Possibly. It seems like it.
“Happiness is when what you think, what you say, and what you do are in harmony.”
~Mahatma Gandhi
I agree with Gandhi here. Based on that, I would say that there are certainly more opportunities to be confused, misguided and compromised in your personal beliefs today simply because of the increased amount of stimuli around us 24/7/365 than, say, in 1890, or even 1960. We carry personal communication devices, we are online, many of us have radio or TV on in our homes more than 100 hours per week. There is no rest. This can’t help but influence the way we think. It makes us much different than those generations which came before us and the increased exposure increases the pressure to conform. The result is that we’re becoming a more homogeneous society, more alike with fewer differences between us, with less individuality, more of one mind. The growing lack of diversity in the way we think could be dangerous, especially if we are all convinced that unhappiness is the acceptable natural state of modern human beings. But down deep we are individuals, so this can’t help but cause an equally deep dissonance within us.

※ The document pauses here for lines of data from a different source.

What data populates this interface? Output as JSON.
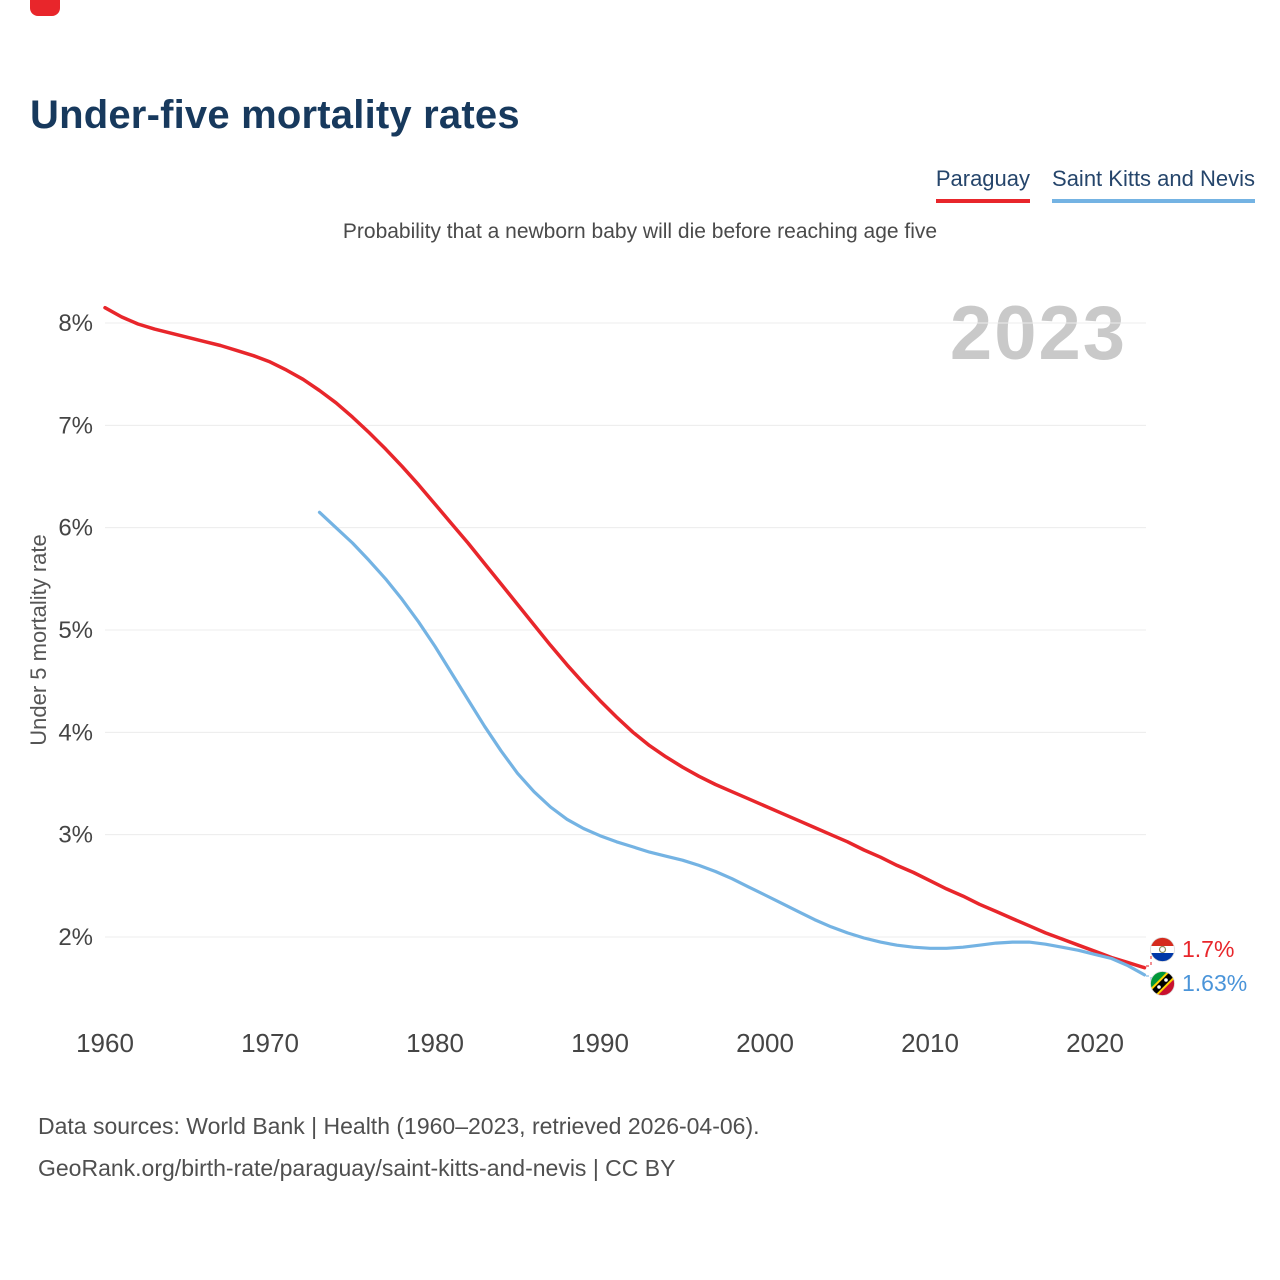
{
  "header": {
    "title": "Under-five mortality rates",
    "subtitle": "Probability that a newborn baby will die before reaching age five"
  },
  "legend": [
    {
      "label": "Paraguay",
      "color": "#e8262b"
    },
    {
      "label": "Saint Kitts and Nevis",
      "color": "#74b3e3"
    }
  ],
  "footer": {
    "line1": "Data sources: World Bank | Health (1960–2023, retrieved 2026-04-06).",
    "line2": "GeoRank.org/birth-rate/paraguay/saint-kitts-and-nevis | CC BY"
  },
  "chart_data": {
    "type": "line",
    "title": "Under-five mortality rates",
    "subtitle": "Probability that a newborn baby will die before reaching age five",
    "year_watermark": "2023",
    "xlabel": "",
    "ylabel": "Under 5 mortality rate",
    "x_range": [
      1960,
      2023
    ],
    "y_range_percent": [
      1.5,
      8.3
    ],
    "grid": "horizontal",
    "legend_position": "top-right",
    "yticks": [
      {
        "value": 8,
        "label": "8%"
      },
      {
        "value": 7,
        "label": "7%"
      },
      {
        "value": 6,
        "label": "6%"
      },
      {
        "value": 5,
        "label": "5%"
      },
      {
        "value": 4,
        "label": "4%"
      },
      {
        "value": 3,
        "label": "3%"
      },
      {
        "value": 2,
        "label": "2%"
      }
    ],
    "xticks": [
      {
        "value": 1960,
        "label": "1960"
      },
      {
        "value": 1970,
        "label": "1970"
      },
      {
        "value": 1980,
        "label": "1980"
      },
      {
        "value": 1990,
        "label": "1990"
      },
      {
        "value": 2000,
        "label": "2000"
      },
      {
        "value": 2010,
        "label": "2010"
      },
      {
        "value": 2020,
        "label": "2020"
      }
    ],
    "series": [
      {
        "name": "Paraguay",
        "color": "#e8262b",
        "width": 3.5,
        "points": [
          [
            1960,
            8.15
          ],
          [
            1961,
            8.06
          ],
          [
            1962,
            7.99
          ],
          [
            1963,
            7.94
          ],
          [
            1964,
            7.9
          ],
          [
            1965,
            7.86
          ],
          [
            1966,
            7.82
          ],
          [
            1967,
            7.78
          ],
          [
            1968,
            7.73
          ],
          [
            1969,
            7.68
          ],
          [
            1970,
            7.62
          ],
          [
            1971,
            7.54
          ],
          [
            1972,
            7.45
          ],
          [
            1973,
            7.34
          ],
          [
            1974,
            7.22
          ],
          [
            1975,
            7.08
          ],
          [
            1976,
            6.93
          ],
          [
            1977,
            6.77
          ],
          [
            1978,
            6.6
          ],
          [
            1979,
            6.42
          ],
          [
            1980,
            6.23
          ],
          [
            1981,
            6.04
          ],
          [
            1982,
            5.85
          ],
          [
            1983,
            5.65
          ],
          [
            1984,
            5.45
          ],
          [
            1985,
            5.25
          ],
          [
            1986,
            5.05
          ],
          [
            1987,
            4.85
          ],
          [
            1988,
            4.66
          ],
          [
            1989,
            4.48
          ],
          [
            1990,
            4.31
          ],
          [
            1991,
            4.15
          ],
          [
            1992,
            4.0
          ],
          [
            1993,
            3.87
          ],
          [
            1994,
            3.76
          ],
          [
            1995,
            3.66
          ],
          [
            1996,
            3.57
          ],
          [
            1997,
            3.49
          ],
          [
            1998,
            3.42
          ],
          [
            1999,
            3.35
          ],
          [
            2000,
            3.28
          ],
          [
            2001,
            3.21
          ],
          [
            2002,
            3.14
          ],
          [
            2003,
            3.07
          ],
          [
            2004,
            3.0
          ],
          [
            2005,
            2.93
          ],
          [
            2006,
            2.85
          ],
          [
            2007,
            2.78
          ],
          [
            2008,
            2.7
          ],
          [
            2009,
            2.63
          ],
          [
            2010,
            2.55
          ],
          [
            2011,
            2.47
          ],
          [
            2012,
            2.4
          ],
          [
            2013,
            2.32
          ],
          [
            2014,
            2.25
          ],
          [
            2015,
            2.18
          ],
          [
            2016,
            2.11
          ],
          [
            2017,
            2.04
          ],
          [
            2018,
            1.98
          ],
          [
            2019,
            1.92
          ],
          [
            2020,
            1.86
          ],
          [
            2021,
            1.8
          ],
          [
            2022,
            1.75
          ],
          [
            2023,
            1.7
          ]
        ]
      },
      {
        "name": "Saint Kitts and Nevis",
        "color": "#74b3e3",
        "width": 3.2,
        "points": [
          [
            1973,
            6.15
          ],
          [
            1974,
            6.0
          ],
          [
            1975,
            5.85
          ],
          [
            1976,
            5.68
          ],
          [
            1977,
            5.5
          ],
          [
            1978,
            5.3
          ],
          [
            1979,
            5.08
          ],
          [
            1980,
            4.84
          ],
          [
            1981,
            4.58
          ],
          [
            1982,
            4.32
          ],
          [
            1983,
            4.06
          ],
          [
            1984,
            3.82
          ],
          [
            1985,
            3.6
          ],
          [
            1986,
            3.42
          ],
          [
            1987,
            3.27
          ],
          [
            1988,
            3.15
          ],
          [
            1989,
            3.06
          ],
          [
            1990,
            2.99
          ],
          [
            1991,
            2.93
          ],
          [
            1992,
            2.88
          ],
          [
            1993,
            2.83
          ],
          [
            1994,
            2.79
          ],
          [
            1995,
            2.75
          ],
          [
            1996,
            2.7
          ],
          [
            1997,
            2.64
          ],
          [
            1998,
            2.57
          ],
          [
            1999,
            2.49
          ],
          [
            2000,
            2.41
          ],
          [
            2001,
            2.33
          ],
          [
            2002,
            2.25
          ],
          [
            2003,
            2.17
          ],
          [
            2004,
            2.1
          ],
          [
            2005,
            2.04
          ],
          [
            2006,
            1.99
          ],
          [
            2007,
            1.95
          ],
          [
            2008,
            1.92
          ],
          [
            2009,
            1.9
          ],
          [
            2010,
            1.89
          ],
          [
            2011,
            1.89
          ],
          [
            2012,
            1.9
          ],
          [
            2013,
            1.92
          ],
          [
            2014,
            1.94
          ],
          [
            2015,
            1.95
          ],
          [
            2016,
            1.95
          ],
          [
            2017,
            1.93
          ],
          [
            2018,
            1.9
          ],
          [
            2019,
            1.87
          ],
          [
            2020,
            1.83
          ],
          [
            2021,
            1.79
          ],
          [
            2022,
            1.72
          ],
          [
            2023,
            1.63
          ]
        ]
      }
    ],
    "end_labels": [
      {
        "series": "Paraguay",
        "value": "1.7%",
        "flag": "paraguay-flag"
      },
      {
        "series": "Saint Kitts and Nevis",
        "value": "1.63%",
        "flag": "saint-kitts-nevis-flag"
      }
    ]
  }
}
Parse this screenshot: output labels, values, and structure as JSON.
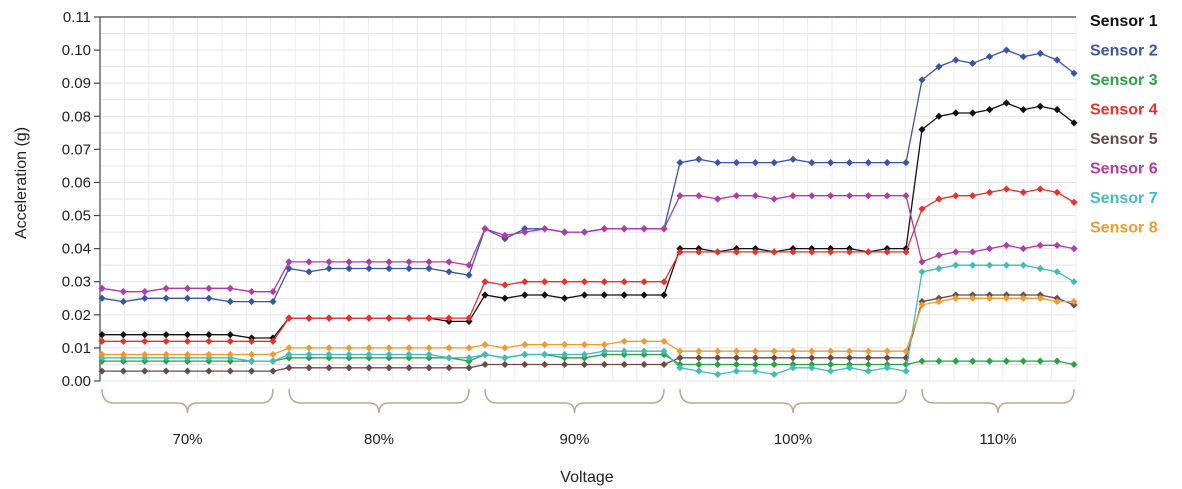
{
  "chart_data": {
    "type": "line",
    "title": "",
    "xlabel": "Voltage",
    "ylabel": "Acceleration (g)",
    "ylim": [
      0,
      0.11
    ],
    "yticks": [
      "0.00",
      "0.01",
      "0.02",
      "0.03",
      "0.04",
      "0.05",
      "0.06",
      "0.07",
      "0.08",
      "0.09",
      "0.10",
      "0.11"
    ],
    "grid": true,
    "legend_position": "right",
    "groups": [
      {
        "label": "70%",
        "points": 9
      },
      {
        "label": "80%",
        "points": 10
      },
      {
        "label": "90%",
        "points": 10
      },
      {
        "label": "100%",
        "points": 13
      },
      {
        "label": "110%",
        "points": 10
      }
    ],
    "series": [
      {
        "name": "Sensor 1",
        "color": "#111111",
        "values": [
          0.014,
          0.014,
          0.014,
          0.014,
          0.014,
          0.014,
          0.014,
          0.013,
          0.013,
          0.019,
          0.019,
          0.019,
          0.019,
          0.019,
          0.019,
          0.019,
          0.019,
          0.018,
          0.018,
          0.026,
          0.025,
          0.026,
          0.026,
          0.025,
          0.026,
          0.026,
          0.026,
          0.026,
          0.026,
          0.04,
          0.04,
          0.039,
          0.04,
          0.04,
          0.039,
          0.04,
          0.04,
          0.04,
          0.04,
          0.039,
          0.04,
          0.04,
          0.076,
          0.08,
          0.081,
          0.081,
          0.082,
          0.084,
          0.082,
          0.083,
          0.082,
          0.078
        ]
      },
      {
        "name": "Sensor 2",
        "color": "#3955a8",
        "values": [
          0.025,
          0.024,
          0.025,
          0.025,
          0.025,
          0.025,
          0.024,
          0.024,
          0.024,
          0.034,
          0.033,
          0.034,
          0.034,
          0.034,
          0.034,
          0.034,
          0.034,
          0.033,
          0.032,
          0.046,
          0.043,
          0.046,
          0.046,
          0.045,
          0.045,
          0.046,
          0.046,
          0.046,
          0.046,
          0.066,
          0.067,
          0.066,
          0.066,
          0.066,
          0.066,
          0.067,
          0.066,
          0.066,
          0.066,
          0.066,
          0.066,
          0.066,
          0.091,
          0.095,
          0.097,
          0.096,
          0.098,
          0.1,
          0.098,
          0.099,
          0.097,
          0.093
        ]
      },
      {
        "name": "Sensor 3",
        "color": "#2aa244",
        "values": [
          0.006,
          0.006,
          0.006,
          0.006,
          0.006,
          0.006,
          0.006,
          0.006,
          0.006,
          0.007,
          0.007,
          0.007,
          0.007,
          0.007,
          0.007,
          0.007,
          0.007,
          0.007,
          0.006,
          0.008,
          0.007,
          0.008,
          0.008,
          0.007,
          0.007,
          0.008,
          0.008,
          0.008,
          0.008,
          0.005,
          0.005,
          0.005,
          0.005,
          0.005,
          0.005,
          0.005,
          0.005,
          0.005,
          0.005,
          0.005,
          0.005,
          0.005,
          0.006,
          0.006,
          0.006,
          0.006,
          0.006,
          0.006,
          0.006,
          0.006,
          0.006,
          0.005
        ]
      },
      {
        "name": "Sensor 4",
        "color": "#e8312a",
        "values": [
          0.012,
          0.012,
          0.012,
          0.012,
          0.012,
          0.012,
          0.012,
          0.012,
          0.012,
          0.019,
          0.019,
          0.019,
          0.019,
          0.019,
          0.019,
          0.019,
          0.019,
          0.019,
          0.019,
          0.03,
          0.029,
          0.03,
          0.03,
          0.03,
          0.03,
          0.03,
          0.03,
          0.03,
          0.03,
          0.039,
          0.039,
          0.039,
          0.039,
          0.039,
          0.039,
          0.039,
          0.039,
          0.039,
          0.039,
          0.039,
          0.039,
          0.039,
          0.052,
          0.055,
          0.056,
          0.056,
          0.057,
          0.058,
          0.057,
          0.058,
          0.057,
          0.054
        ]
      },
      {
        "name": "Sensor 5",
        "color": "#6b4a4a",
        "values": [
          0.003,
          0.003,
          0.003,
          0.003,
          0.003,
          0.003,
          0.003,
          0.003,
          0.003,
          0.004,
          0.004,
          0.004,
          0.004,
          0.004,
          0.004,
          0.004,
          0.004,
          0.004,
          0.004,
          0.005,
          0.005,
          0.005,
          0.005,
          0.005,
          0.005,
          0.005,
          0.005,
          0.005,
          0.005,
          0.007,
          0.007,
          0.007,
          0.007,
          0.007,
          0.007,
          0.007,
          0.007,
          0.007,
          0.007,
          0.007,
          0.007,
          0.007,
          0.024,
          0.025,
          0.026,
          0.026,
          0.026,
          0.026,
          0.026,
          0.026,
          0.025,
          0.023
        ]
      },
      {
        "name": "Sensor 6",
        "color": "#b43aa4",
        "values": [
          0.028,
          0.027,
          0.027,
          0.028,
          0.028,
          0.028,
          0.028,
          0.027,
          0.027,
          0.036,
          0.036,
          0.036,
          0.036,
          0.036,
          0.036,
          0.036,
          0.036,
          0.036,
          0.035,
          0.046,
          0.044,
          0.045,
          0.046,
          0.045,
          0.045,
          0.046,
          0.046,
          0.046,
          0.046,
          0.056,
          0.056,
          0.055,
          0.056,
          0.056,
          0.055,
          0.056,
          0.056,
          0.056,
          0.056,
          0.056,
          0.056,
          0.056,
          0.036,
          0.038,
          0.039,
          0.039,
          0.04,
          0.041,
          0.04,
          0.041,
          0.041,
          0.04
        ]
      },
      {
        "name": "Sensor 7",
        "color": "#3fbdbd",
        "values": [
          0.007,
          0.007,
          0.007,
          0.007,
          0.007,
          0.007,
          0.007,
          0.006,
          0.006,
          0.008,
          0.008,
          0.008,
          0.008,
          0.008,
          0.008,
          0.008,
          0.008,
          0.007,
          0.007,
          0.008,
          0.007,
          0.008,
          0.008,
          0.008,
          0.008,
          0.009,
          0.009,
          0.009,
          0.009,
          0.004,
          0.003,
          0.002,
          0.003,
          0.003,
          0.002,
          0.004,
          0.004,
          0.003,
          0.004,
          0.003,
          0.004,
          0.003,
          0.033,
          0.034,
          0.035,
          0.035,
          0.035,
          0.035,
          0.035,
          0.034,
          0.033,
          0.03
        ]
      },
      {
        "name": "Sensor 8",
        "color": "#f39a2e",
        "values": [
          0.008,
          0.008,
          0.008,
          0.008,
          0.008,
          0.008,
          0.008,
          0.008,
          0.008,
          0.01,
          0.01,
          0.01,
          0.01,
          0.01,
          0.01,
          0.01,
          0.01,
          0.01,
          0.01,
          0.011,
          0.01,
          0.011,
          0.011,
          0.011,
          0.011,
          0.011,
          0.012,
          0.012,
          0.012,
          0.009,
          0.009,
          0.009,
          0.009,
          0.009,
          0.009,
          0.009,
          0.009,
          0.009,
          0.009,
          0.009,
          0.009,
          0.009,
          0.023,
          0.024,
          0.025,
          0.025,
          0.025,
          0.025,
          0.025,
          0.025,
          0.024,
          0.024
        ]
      }
    ]
  }
}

Many of us daily experience cognitive dissonance at work and our social lives where one must compromise oneself almost constantly in order to hold a job or maintain peace in a social group or among family members who accept dissonance as a normal way of life. Much of the programming on the TV, in my opinion, supports the false illusion that this is acceptable, that it’s the way things should be and always has been. I don’t accept this and documented history states otherwise. This behaviour has existed, but it was the unacceptable few who lived this way. Unless you were Machiavellian, you certainly teach your children that this was acceptable.
One must get control of one’s life. One way to do this is to get a good education in a field of endeavor you are genuinely interested in so that you will be attractive to employers in that field, or better yet, pursue that occupation or profession independently as self-employed. Then stay out of debt, so you don’t become a desperate wage slave that can barely keep your head above water. Staying out of debt will allow you the time and luxury of picking your employers wisely. Then pick your friends and associates wisely, and leave the rest behind. Be firm on these things and you will find it much easier to avoid these inconsistencies and the resultant mental stress and discomfort. You will also attract people who understand the importance of consonance and practice it as well.
What you describe in your question is not necessary happiness, but mere happy, pleasant moments. That is not happiness.